Scrum does not have too many meetings.
Each reform in society is confronted with a backlash. The Protestant Reformation spawned the Inquisition. Naturally, those threatened by it would oppose progress. This is happening in businesses across the nation due to the Agile reformation. A common objection many have toward agile or scrum is there are too many meetings. This week, I want to discuss agile and meetings.
According to the scrum guide, there are four events in scrum, they are:
- Sprint planning
- Daily Scrum or Stand-Up
- Sprint review
- Sprint retrospective.
During a work week, these meetings should be brief and informative. A stand-up meeting should take approximately fifteen to thirty minutes. If it takes longer, you should review how you facilitate this meeting. A sprint review is a demonstration to the business users and should take no longer than an hour.
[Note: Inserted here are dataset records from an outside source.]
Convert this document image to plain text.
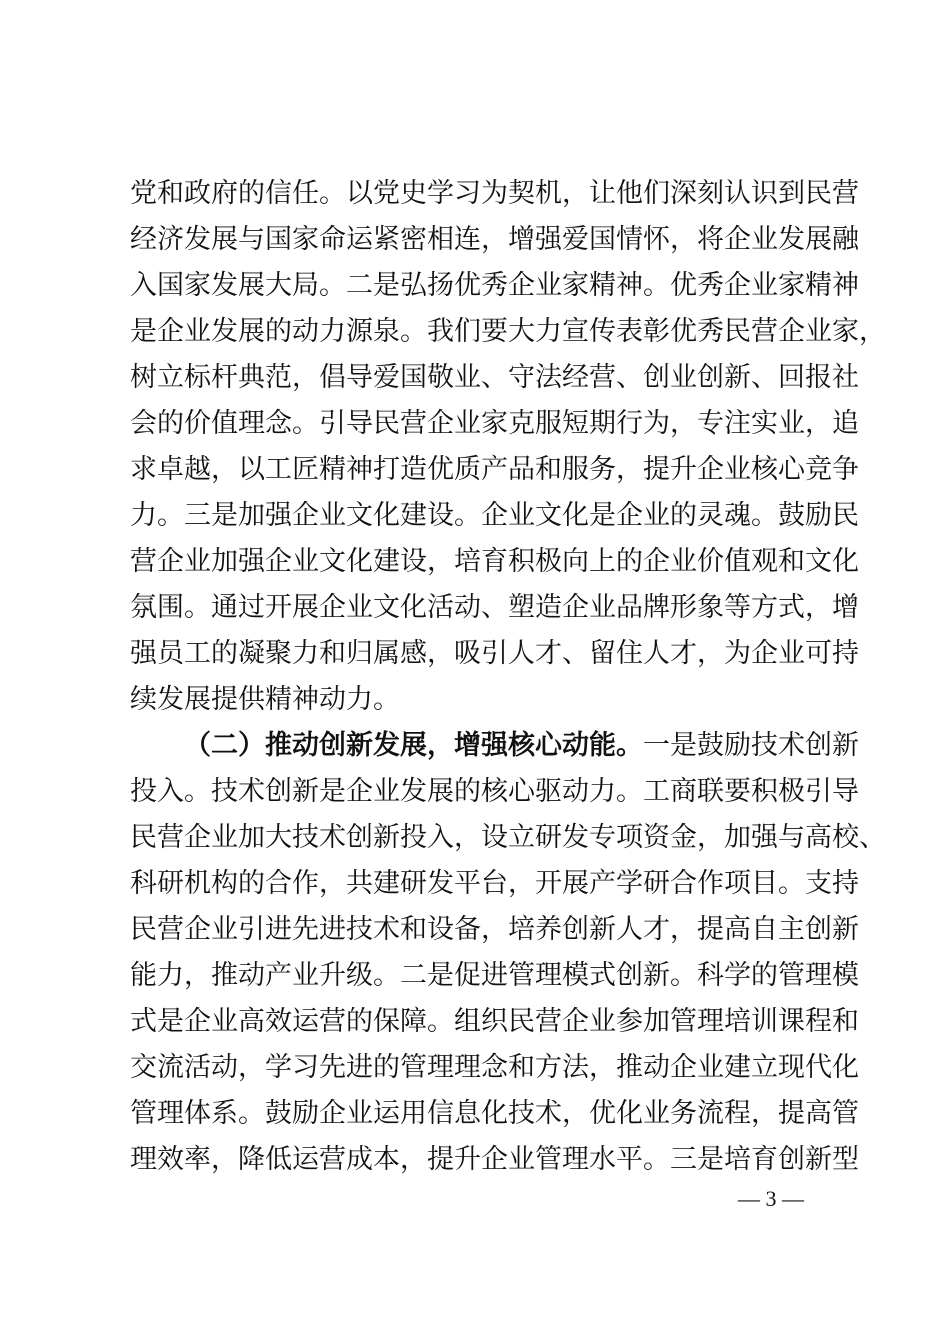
党和政府的信任。以党史学习为契机，让他们深刻认识到民营
经济发展与国家命运紧密相连，增强爱国情怀，将企业发展融
入国家发展大局。二是弘扬优秀企业家精神。优秀企业家精神
是企业发展的动力源泉。我们要大力宣传表彰优秀民营企业家，
树立标杆典范，倡导爱国敬业、守法经营、创业创新、回报社
会的价值理念。引导民营企业家克服短期行为，专注实业，追
求卓越，以工匠精神打造优质产品和服务，提升企业核心竞争
力。三是加强企业文化建设。企业文化是企业的灵魂。鼓励民
营企业加强企业文化建设，培育积极向上的企业价值观和文化
氛围。通过开展企业文化活动、塑造企业品牌形象等方式，增
强员工的凝聚力和归属感，吸引人才、留住人才，为企业可持
续发展提供精神动力。
（二）推动创新发展，增强核心动能。一是鼓励技术创新
投入。技术创新是企业发展的核心驱动力。工商联要积极引导
民营企业加大技术创新投入，设立研发专项资金，加强与高校、
科研机构的合作，共建研发平台，开展产学研合作项目。支持
民营企业引进先进技术和设备，培养创新人才，提高自主创新
能力，推动产业升级。二是促进管理模式创新。科学的管理模
式是企业高效运营的保障。组织民营企业参加管理培训课程和
交流活动，学习先进的管理理念和方法，推动企业建立现代化
管理体系。鼓励企业运用信息化技术，优化业务流程，提高管
理效率，降低运营成本，提升企业管理水平。三是培育创新型
— 3 —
Retrospectives allow a team to inspect and adapt their process. Typically, this meeting is about sixty to ninety minutes in length. Finally, there is sprint planning, where the development team estimates stories and plans the next race. Sprint planning can take as little as an hour and as much as six.
Based on this rough estimate, we can determine the number of hours the Agile team spends in meetings. Here's how it breaks down for a three-week sprint.
- Typical work week 40 x 3 = 120 hrs.
- Standup meeting – 0:15 x 15 = 3:45 hrs.
- Sprint Planning – 6 x 1 = 6 hrs.
- Sprint Review – 1 x 1 = 1 hrs.
- Retrospective – 1 x 1:30 = 1:30 hrs.
- Total Time budgeted in meetings = 12:15 hours of a 120-hour sprint.
Thus, developers spend just over ten percent of their time in meetings in a worst-case scenario. The remainder is devoted to writing software and creating value for customers. This is significantly less than waterfall project management, with numerous meetings covering everything from architecture to problem-solving.
The scrum master and product owner attend meetings to protect the team from being distracted from delivering value. I attend meetings about I.T. governance or architecture so my team does not have to. This is why the product owner answers customer inquiries and meets with management. We attend the meetings so the development team can concentrate on what is essential, which is the shipping code.
This is why I find the argument that agile has too many meetings disingenuous. People who are opposed to agile are not opposed to the meetings; they are opposed to their routine nature and the expectation of shipping the working code at the end of each sprint. Transparency of this nature quickly exposes the unwilling, incompetent, or invisible people in an organization who do not deliver value. When we discover these individuals, it creates a backlash in the organization.
So, scrum and agile do not spend too much time in meetings; they concentrate on what is essential. An agile team’s first and foremost duty is to deliver value to the business; anything else is wasted. I am looking forward to hearing from you and hearing what you have to say.